To further analyze the relationship between the TssZR5A/R9A/HinK complex and PqsR in regulating the expression of HSI-I, we examined the HA-tagged TssB1 expression by overexpressing PqsR in tssZR5A/R9AΔpqsR and ΔhinKΔpqsR mutants. The same strains harboring an empty pUCP18 vector were used as negative controls. We observed that PqsR-overexpression resulted in a significantly decreased TssB1 expression in tssZR5A/R9A mutation and hinK deletion strains. This indicates that the regulation of HSI-I by TssZR5A/R9A and HinK is dependent on the expression level of pqsR in cells (Fig. 6E). In totality, our work established a connection between TssZ, HinK, and PqsR in the HSI-I regulatory pathway.
Discussion
P. aeruginosa, an opportunistic pathogen frequently associated with nosocomial infections, is able to adapt to and survive a variety of conditions. C-di-GMP has emerged as a vital second messenger that plays a pivotal role in enabling P. aeruginosa’s response to environmental stimuli. C-di-GMP translates environmental cues into cellular responses such as bacterial motility, cell cycle transition, and virulence expression (49). This molecule also facilitates the transition from the planktonic state to the biofilm state, enabling adaptation to hostile environments (50). Various receptors such as PilZ domain proteins, GGDEF domain proteins, and EAL domain proteins that mediate the regulatory functions of c-di-GMP have been characterized (51). Among these, PilZ domain proteins are the most prevalent c-di-GMP receptors (25) and previous studies have identified key RxxxR and [D/N]xSxxG motifs that are necessary for binding c-di-GMP in the canonical PilZ domain (52, 53).
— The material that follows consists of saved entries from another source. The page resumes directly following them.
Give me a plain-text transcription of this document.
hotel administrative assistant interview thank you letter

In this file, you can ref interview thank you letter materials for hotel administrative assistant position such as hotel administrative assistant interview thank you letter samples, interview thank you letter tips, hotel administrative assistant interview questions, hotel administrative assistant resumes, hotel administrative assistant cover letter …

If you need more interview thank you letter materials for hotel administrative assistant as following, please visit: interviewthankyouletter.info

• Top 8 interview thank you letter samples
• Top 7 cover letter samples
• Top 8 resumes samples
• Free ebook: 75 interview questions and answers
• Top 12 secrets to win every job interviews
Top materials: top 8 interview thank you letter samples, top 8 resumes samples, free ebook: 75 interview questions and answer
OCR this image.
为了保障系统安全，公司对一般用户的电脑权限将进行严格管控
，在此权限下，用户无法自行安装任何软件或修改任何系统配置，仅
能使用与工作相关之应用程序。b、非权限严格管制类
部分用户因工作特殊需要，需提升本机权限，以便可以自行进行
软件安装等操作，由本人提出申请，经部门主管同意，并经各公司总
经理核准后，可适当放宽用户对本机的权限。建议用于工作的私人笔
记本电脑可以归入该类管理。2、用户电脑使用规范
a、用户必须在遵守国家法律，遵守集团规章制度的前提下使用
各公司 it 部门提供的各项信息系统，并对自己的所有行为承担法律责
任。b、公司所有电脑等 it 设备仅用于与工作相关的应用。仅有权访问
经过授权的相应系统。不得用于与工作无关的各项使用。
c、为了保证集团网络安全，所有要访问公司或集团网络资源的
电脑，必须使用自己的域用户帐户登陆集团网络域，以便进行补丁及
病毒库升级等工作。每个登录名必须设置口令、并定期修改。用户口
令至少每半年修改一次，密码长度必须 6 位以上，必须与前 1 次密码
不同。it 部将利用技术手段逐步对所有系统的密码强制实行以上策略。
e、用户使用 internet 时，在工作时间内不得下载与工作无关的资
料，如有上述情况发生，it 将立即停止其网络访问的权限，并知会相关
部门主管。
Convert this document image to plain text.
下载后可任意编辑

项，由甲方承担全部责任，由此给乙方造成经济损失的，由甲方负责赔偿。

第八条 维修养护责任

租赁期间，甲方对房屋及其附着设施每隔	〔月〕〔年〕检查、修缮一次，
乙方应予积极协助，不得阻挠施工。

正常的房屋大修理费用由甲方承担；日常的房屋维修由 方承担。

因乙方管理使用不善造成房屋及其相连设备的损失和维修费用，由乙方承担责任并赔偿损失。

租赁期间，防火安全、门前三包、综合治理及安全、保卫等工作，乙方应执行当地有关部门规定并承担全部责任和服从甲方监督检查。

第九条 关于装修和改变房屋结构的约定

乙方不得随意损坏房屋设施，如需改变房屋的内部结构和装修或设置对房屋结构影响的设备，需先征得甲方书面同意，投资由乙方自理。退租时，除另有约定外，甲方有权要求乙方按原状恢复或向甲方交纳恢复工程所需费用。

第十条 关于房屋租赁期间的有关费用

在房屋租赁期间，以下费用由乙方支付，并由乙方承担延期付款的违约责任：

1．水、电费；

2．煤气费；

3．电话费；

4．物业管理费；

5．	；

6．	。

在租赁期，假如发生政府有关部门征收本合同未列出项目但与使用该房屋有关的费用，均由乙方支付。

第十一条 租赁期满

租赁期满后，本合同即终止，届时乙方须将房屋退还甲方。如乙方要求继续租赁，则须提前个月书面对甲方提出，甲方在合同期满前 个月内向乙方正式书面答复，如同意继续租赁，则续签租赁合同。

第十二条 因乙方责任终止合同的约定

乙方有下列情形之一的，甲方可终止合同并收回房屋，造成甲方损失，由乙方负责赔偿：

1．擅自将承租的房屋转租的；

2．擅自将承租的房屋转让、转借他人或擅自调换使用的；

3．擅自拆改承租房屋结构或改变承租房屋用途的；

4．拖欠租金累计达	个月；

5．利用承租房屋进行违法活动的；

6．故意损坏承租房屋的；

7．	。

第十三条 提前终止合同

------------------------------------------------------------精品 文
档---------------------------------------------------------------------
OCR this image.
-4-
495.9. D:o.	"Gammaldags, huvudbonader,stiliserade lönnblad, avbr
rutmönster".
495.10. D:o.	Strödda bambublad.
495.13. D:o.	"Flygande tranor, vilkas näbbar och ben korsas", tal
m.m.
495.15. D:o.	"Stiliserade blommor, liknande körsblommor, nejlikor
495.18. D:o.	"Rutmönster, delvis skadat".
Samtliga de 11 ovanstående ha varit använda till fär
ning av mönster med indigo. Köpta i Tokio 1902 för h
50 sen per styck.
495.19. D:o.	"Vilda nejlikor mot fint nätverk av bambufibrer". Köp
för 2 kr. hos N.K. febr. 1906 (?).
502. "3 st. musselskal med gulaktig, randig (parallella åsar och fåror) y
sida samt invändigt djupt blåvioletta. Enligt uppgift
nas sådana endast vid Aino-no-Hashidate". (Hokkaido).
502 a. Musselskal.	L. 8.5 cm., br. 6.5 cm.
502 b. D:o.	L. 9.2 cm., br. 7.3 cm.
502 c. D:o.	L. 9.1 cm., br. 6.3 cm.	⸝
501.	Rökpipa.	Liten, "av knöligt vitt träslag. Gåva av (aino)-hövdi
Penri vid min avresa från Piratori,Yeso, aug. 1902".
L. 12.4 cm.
This study focuses on the single-domain PilZ protein, TssZ, which was previously confirmed as a c-di-GMP receptor (36, 38). Many single-domain PilZ proteins bind to a partner protein to perform its biological functions. For example, the single-domain PilZ protein HapZ works with the histidine kinase SagS to regulate two-component signaling in P. aeruginosa (34). MapZ, also a single-domain PilZ protein, directly interacts with a chemotaxis methyltransferase to regulate flagellar motor switching in P. aeruginosa (35). Hence, we reasoned that TssZ, being a single domain PilZ protein, likely adopts a similar mode of signaling. Using yeast two-hybrid screening, we identified HinK, a member of the LTTR family, as a binding partner of TssZ. Surprisingly, this interaction proved to be independent of c-di-GMP as both TssZ and its c-di-GMP-binding deficient mutant, TssZR5A/R9A, interacted directly with HinK in subsequent experiments.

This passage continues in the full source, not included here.